William Herbert, senior counsel for the Civil Service Employees Union in Albany, N.Y., is troubled that the technology is giving employers too much information.
"This infringes, to some degree, on their autonomy," said Herbert. He also worries the location systems could also be used to track employees heading off to union halls, or engaged in other union activities that employers are prohibited from monitoring under federal labor laws.

à I have a little problem with employee “autonomy”. Are employees hired to do a job and paid a wage for it, or are they responsible to take money and do as they wish? Far be it from me to argue law with an attorney, but the way the comment is attributed to Mr. Herbert may be inaccurate. Employees of a union shop most certainly have the right to visit their union headquarters but there is _no_ Federal law that allows this on company time, or that compels the employer to pay them for that time. I was a union employee for years and one of the reasons I left the union was that a few of my fellow employees who held positions of trust in the union would sign out from work to do “union business” and go to bars or take naps. My employer did not pay them for that time … the union local, via the dues deducted from my paycheck did. Employers have the right to now that their employees are on the job when their employees are being paid. Period.

Herbert told a recent American Bar Association conference that the nation's labor laws need to be updated to deal with the technology, and urged the National Labor Relations Board to issue directions on how the technologies can be used.
Herbert said he's not opposed to using new technologies, but noted that other countries and the European Union recognize the privacy issues surrounding the wider use of GPS and are concerned enough to draft regulations to keep its use contained.
The NRLB has left concerns about the systems to unions to sort out with management. In its new national contract with the trucking industry, the Teamsters this year won agreement that information gathered through "black boxes" installed on trucks cannot be used to punish truckers.

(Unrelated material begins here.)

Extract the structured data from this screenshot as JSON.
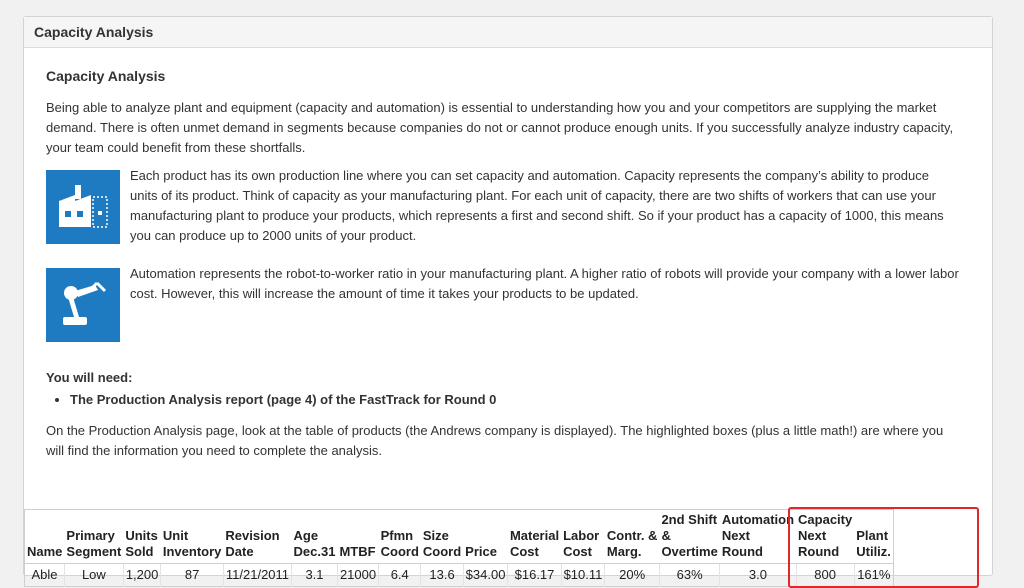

à Indeed this sounds a worthy cause. What about the other side of the coin. Last year a trucker involved in an accident was arrested and spent nearly 6 months in jail before a laboratory extracted the data from the archaic “black box” in the vehicle and proved the charges made by the police were false. Not long ago a client of my company had a driver involved in an accident in which a vehicle pulled out in front of my client’s vehicle and was struck. The police charged my client’s driver with speeding, based on their on-scene investigation. (and, perhaps, because he had the name of a nation-wide corporation on his truck??) In less than a day, my client extracted the information form the on board GPS business system which showed beyond the shadow of a doubt that the police estimate of my client’s speed was at least 20 miles per hour too high. When the prosecutor was shown the GPS records, he called in the police chief and the ticket as voided and no charges were filed. Were these drivers geoslaves?